Alcott had just defeated Lapthorne 6-3, 6-0 when they met at the net to shake hands.

They hugged each other in a warm embrace, with Alcott saying his long-time rival thanked him for the inspiration he had provided him during his career.

“I want to give a big shout out to Andy. We just had a big embrace at the net. I got a bit emotional,” Alcott told Channel Nine.


“Andy started before I did. We are the same age.
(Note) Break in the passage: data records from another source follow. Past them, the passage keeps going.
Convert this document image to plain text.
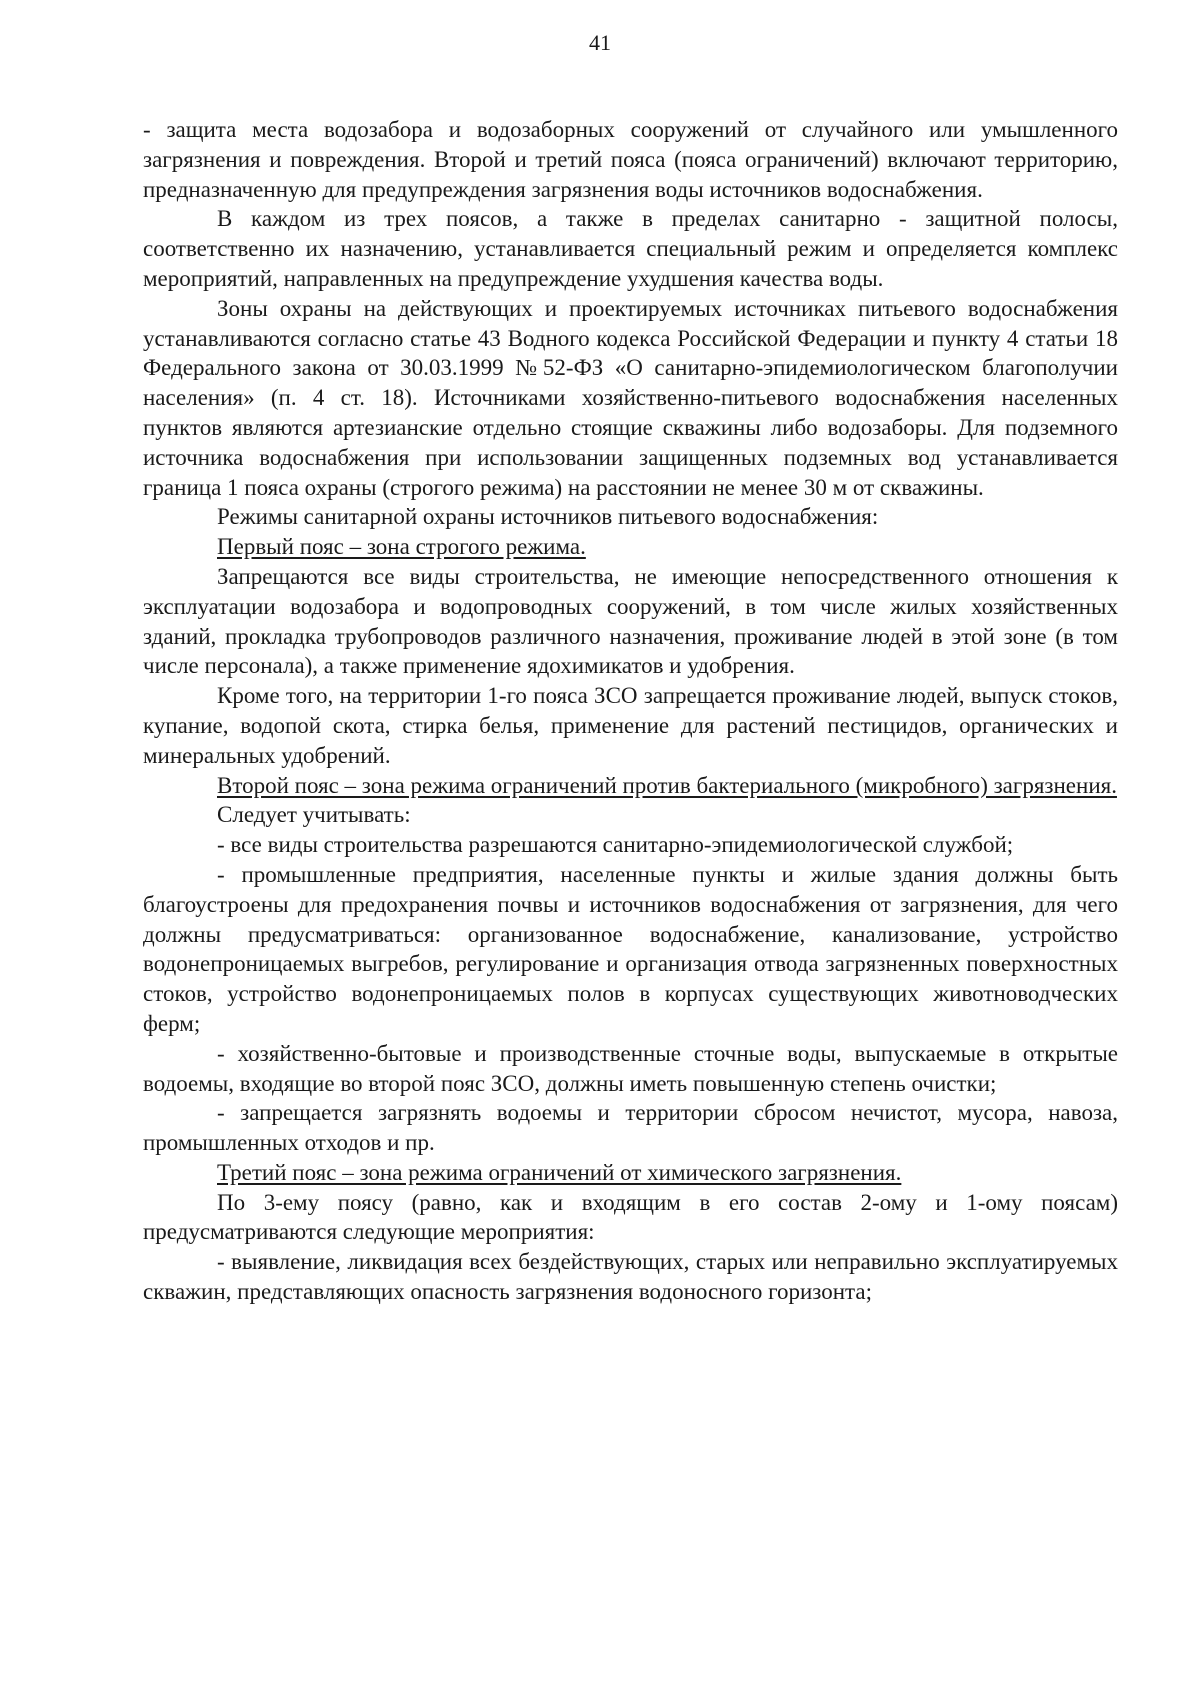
41

- защита места водозабора и водозаборных сооружений от случайного или умышленного загрязнения и повреждения. Второй и третий пояса (пояса ограничений) включают территорию, предназначенную для предупреждения загрязнения воды источников водоснабжения.

В каждом из трех поясов, а также в пределах санитарно - защитной полосы, соответственно их назначению, устанавливается специальный режим и определяется комплекс мероприятий, направленных на предупреждение ухудшения качества воды.

Зоны охраны на действующих и проектируемых источниках питьевого водоснабжения устанавливаются согласно статье 43 Водного кодекса Российской Федерации и пункту 4 статьи 18 Федерального закона от 30.03.1999 №52-ФЗ «О санитарно-эпидемиологическом благополучии населения» (п. 4 ст. 18). Источниками хозяйственно-питьевого водоснабжения населенных пунктов являются артезианские отдельно стоящие скважины либо водозаборы. Для подземного источника водоснабжения при использовании защищенных подземных вод устанавливается граница 1 пояса охраны (строгого режима) на расстоянии не менее 30 м от скважины.

Режимы санитарной охраны источников питьевого водоснабжения:

Первый пояс – зона строгого режима.

Запрещаются все виды строительства, не имеющие непосредственного отношения к эксплуатации водозабора и водопроводных сооружений, в том числе жилых хозяйственных зданий, прокладка трубопроводов различного назначения, проживание людей в этой зоне (в том числе персонала), а также применение ядохимикатов и удобрения.

Кроме того, на территории 1-го пояса ЗСО запрещается проживание людей, выпуск стоков, купание, водопой скота, стирка белья, применение для растений пестицидов, органических и минеральных удобрений.

Второй пояс – зона режима ограничений против бактериального (микробного) загрязнения.

Следует учитывать:

- все виды строительства разрешаются санитарно-эпидемиологической службой;

- промышленные предприятия, населенные пункты и жилые здания должны быть благоустроены для предохранения почвы и источников водоснабжения от загрязнения, для чего должны предусматриваться: организованное водоснабжение, канализование, устройство водонепроницаемых выгребов, регулирование и организация отвода загрязненных поверхностных стоков, устройство водонепроницаемых полов в корпусах существующих животноводческих ферм;

- хозяйственно-бытовые и производственные сточные воды, выпускаемые в открытые водоемы, входящие во второй пояс ЗСО, должны иметь повышенную степень очистки;

- запрещается загрязнять водоемы и территории сбросом нечистот, мусора, навоза, промышленных отходов и пр.

Третий пояс – зона режима ограничений от химического загрязнения.

По 3-ему поясу (равно, как и входящим в его состав 2-ому и 1-ому поясам) предусматриваются следующие мероприятия:

- выявление, ликвидация всех бездействующих, старых или неправильно эксплуатируемых скважин, представляющих опасность загрязнения водоносного горизонта;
First grand slam [final] on a centre court was with this man, Andy Lapthorne.”


The win over Lapthorne moves Alcott closer to finishing his career on a winning note after he reached his eighth straight Australian Open quad wheelchair singles final.

Alcott — who announced late last year he would retire after the Australian Open — plays Dutchman Sam Schröder in Thursday’s final.

The 31-year-old has won seven straight singles crowns at Melbourne Park and he is favoured to add another to his tally this week.

His draw has been tough, having had to face rising Dutch star Niels Vink in his opening match, which he won in three sets.

Lapthorne posed as another difficult opponent, with the Briton having previously defeated Alcott on the major stage.

He denied Alcott a Grand Slam in 2019 when beat the Australian in the US Open final.

Both players endured nervous moments in the first set, trading service break inside the opening five games.

Alcott snared a second break on his way to serving for the set at 5-3, although he did not have it all his own way.

Alcott gave himself the chance to add an eighth Australian Open singles title to his tally.(AAP: Dean Lewins)

Lapthorne — a two-time US Open winner — had three break points, but Alcott recovered to hold serve and win the set.

The ‘Golden Slam’ winner rushed through the second set, surviving a break point as he served out the match, which lasted an hour and nine minutes.

“That’s my second-last ever match of tennis,” Alcott said.

“I’m really excited about getting through to another final on Thursday.”

Schröder eased past Alcott’s doubles partner Heath Davidson in the other semifinal, winning 6-1, 6-2.